Supreme Court Reviews ACA
Beginning on March 26, 2012, the Supreme Court will begin hearing oral arguments related to the constitutionality of two major provisions of the Affordable Care Act (ACA). The landmark health care reform was signed into law in March of 2010 and its implementation spans through 2018.
Two Major Provisions of ACA Under Consideration
The Individual Mandate: The minimum essential coverage provision of the ACA, known as the individual mandate, requires most people to maintain a minimum level of health insurance coverage for themselves and their tax dependents in each month beginning in 2014. If a person does not satisfy the individual mandate, she will owe a financial penalty, known as the shared responsibility payment. The financial penalty will be a percentage of household income, subject to a floor and capped at the price of the forgone insurance coverage, assessed and collected by the IRS, and reported on federal income tax returns.
Medicaid Expansion: The ACA expands the eligibility for Medicaid, which is currently a joint federal and state-run program, to provide health insurance to citizens with low incomes. The program is voluntary for states but currently all states participate. To be eligible for federal Medicaid funding, states must adhere to specific federal rules. One of the requirements concerns the groups of people who are eligible for the state's Medicaid program. The ACA expands the Medicaid program's mandatory coverage groups by requiring that participating states cover nearly all people under age 65 with household incomes at or below 133% of the federal poverty level, beginning in January of 2014.
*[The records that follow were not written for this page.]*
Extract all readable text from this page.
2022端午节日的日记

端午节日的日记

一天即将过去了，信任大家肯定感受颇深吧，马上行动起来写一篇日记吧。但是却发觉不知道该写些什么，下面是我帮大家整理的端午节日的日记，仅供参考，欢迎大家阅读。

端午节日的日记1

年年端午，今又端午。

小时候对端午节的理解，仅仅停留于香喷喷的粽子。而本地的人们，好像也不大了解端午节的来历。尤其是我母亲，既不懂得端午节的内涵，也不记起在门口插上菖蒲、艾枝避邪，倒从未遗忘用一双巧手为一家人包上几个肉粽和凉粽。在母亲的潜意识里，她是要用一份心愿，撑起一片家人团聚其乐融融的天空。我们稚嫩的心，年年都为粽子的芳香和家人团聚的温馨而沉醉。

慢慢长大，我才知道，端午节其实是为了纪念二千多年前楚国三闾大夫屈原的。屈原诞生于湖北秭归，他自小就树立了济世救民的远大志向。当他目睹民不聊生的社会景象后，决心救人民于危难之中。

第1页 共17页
Implication of Anti-Injunction Act
Prior to even hearing oral arguments on the constitutionality, the court must decide whether the federal Anti-Injunction Act (AIA) prevents the courts from deciding lawsuits about the ACA at this time. The AIA is a part of the Internal Revenue Code that bars lawsuits that seek to restrain the assessment or collection of a tax. Individuals who want to challenge the imposition of a federal tax must first pay the tax and then seek to have the tax refunded through the courts.
Possible Outcomes of Individual Mandate Ruling
From the perspective of the impact on the future of the Country's health care delivery system, the most significant decision rests with the individual mandate. It is clear that if the Court upholds the individual mandate, this provision of the law will take effect as currently planned in 2014. If the court invalidates the individual mandate then the situation becomes a bit more complex.
If the court invalidates the individual mandate provision, it must also rule on whether the mandate is severable from the remainder of the law. A "severable" ruling would enable the rest of the ACA to be implemented as planned. If the mandate is found to be unconstitutional and not severable, the entire ACA would be struck down. It is also possible the Court could invalidate only specific provisions of the law. Ultimately, in event of a unconstitutional ruling, the Court must determine whether the rest of the law is able to function independent of the individual mandate.
Most legal prognosticators forecast a split vote typically favoring the direction of their own political views. One of the few areas where all parties agree is on the need for a quick ruling so that States and the industry have time to plan and implement based upon the direction of the ruling. Whether one's interest is specifically related to health care, State vs. Federal power or simply a legal junkie, the next few months should provide an exciting screenplay providing direction on a number of significant topics impacting the United States.